Longest ZigZag Path in a Binary Tree
Given a binary tree root, a ZigZag path for a binary tree is defined as follow:
- Choose any node in the binary tree and a direction (right or left).
- If the current direction is right then move to the right child of the current node otherwise move to the left child.
- Change the direction from right to left or right to left.
- Repeat the second and third step until you can't move in the tree.
Zigzag length is defined as the number of nodes visited - 1. (A single node has a length of 0).

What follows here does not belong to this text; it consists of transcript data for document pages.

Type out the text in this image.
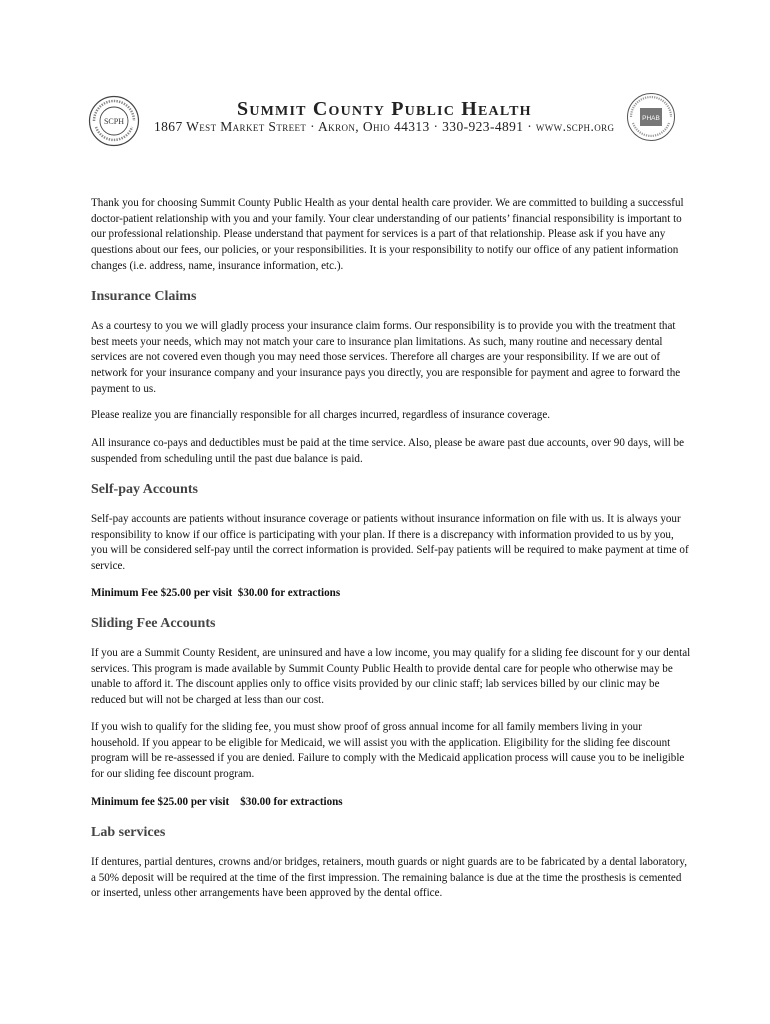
SCPH
Summit County Public Health
1867 West Market Street · Akron, Ohio 44313 · 330-923-4891 · www.scph.org
PHAB

Thank you for choosing Summit County Public Health as your dental health care provider. We are committed to building a successful doctor-patient relationship with you and your family. Your clear understanding of our patients’ financial responsibility is important to our professional relationship. Please understand that payment for services is a part of that relationship. Please ask if you have any questions about our fees, our policies, or your responsibilities. It is your responsibility to notify our office of any patient information changes (i.e. address, name, insurance information, etc.).

Insurance Claims

As a courtesy to you we will gladly process your insurance claim forms. Our responsibility is to provide you with the treatment that best meets your needs, which may not match your care to insurance plan limitations. As such, many routine and necessary dental services are not covered even though you may need those services. Therefore all charges are your responsibility. If we are out of network for your insurance company and your insurance pays you directly, you are responsible for payment and agree to forward the payment to us.

Please realize you are financially responsible for all charges incurred, regardless of insurance coverage.

All insurance co-pays and deductibles must be paid at the time service. Also, please be aware past due accounts, over 90 days, will be suspended from scheduling until the past due balance is paid.

Self-pay Accounts

Self-pay accounts are patients without insurance coverage or patients without insurance information on file with us. It is always your responsibility to know if our office is participating with your plan. If there is a discrepancy with information provided to us by you, you will be considered self-pay until the correct information is provided. Self-pay patients will be required to make payment at time of service.

Minimum Fee $25.00 per visit  $30.00 for extractions

Sliding Fee Accounts

If you are a Summit County Resident, are uninsured and have a low income, you may qualify for a sliding fee discount for y our dental services. This program is made available by Summit County Public Health to provide dental care for people who otherwise may be unable to afford it. The discount applies only to office visits provided by our clinic staff; lab services billed by our clinic may be reduced but will not be charged at less than our cost.

If you wish to qualify for the sliding fee, you must show proof of gross annual income for all family members living in your household. If you appear to be eligible for Medicaid, we will assist you with the application. Eligibility for the sliding fee discount program will be re-assessed if you are denied. Failure to comply with the Medicaid application process will cause you to be ineligible for our sliding fee discount program.

Minimum fee $25.00 per visit    $30.00 for extractions

Lab services

If dentures, partial dentures, crowns and/or bridges, retainers, mouth guards or night guards are to be fabricated by a dental laboratory, a 50% deposit will be required at the time of the first impression. The remaining balance is due at the time the prosthesis is cemented or inserted, unless other arrangements have been approved by the dental office.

Return the longest ZigZag path contained in that tree.
Example 1:
Input: root = [1,null,1,1,1,null,null,1,1,null,1,null,null,null,1,null,1]
Output: 3
Explanation: Longest ZigZag path in blue nodes (right -> left -> right).
Example 2:
Input: root = [1,1,1,null,1,null,null,1,1,null,1]
Output: 4
Explanation: Longest ZigZag path in blue nodes (left -> right -> left -> right).
Example 3:
Input: root = [1]
Output: 0
Constraints:
- Each tree has at most 50000 nodes..
- Each node's value is between [1, 100].
Solution:
/**
* Definition for a binary tree node.
* public class TreeNode {
* int val;
* TreeNode left;
* TreeNode right;
* TreeNode() {}
* TreeNode(int val) { this.val = val; }
* TreeNode(int val, TreeNode left, TreeNode right) {
* this.val = val;
* this.left = left;
* this.right = right;
* }
* }
*/
class Solution {
public int longestZigZag(TreeNode root) {
int[] max = new int[]{0};
helper(root, null, max, new int[]{0, 0});
return max[0];
}
private void helper(TreeNode root, TreeNode prev, int[] max, int[] len) {
if (root == null) return;
int left = 0;
int right = 0;
// prev go down left
if (prev != null && root == prev.left) {
left = len[1] + 1;
}
// prev go down right
if (prev != null && root == prev.right) {
right = len[0] + 1;
}
max[0] = Math.max(max[0], Math.max(left, right));
helper(root.left, root, max, new int[]{left, right});
helper(root.right, root, max, new int[]{left, right});
}
}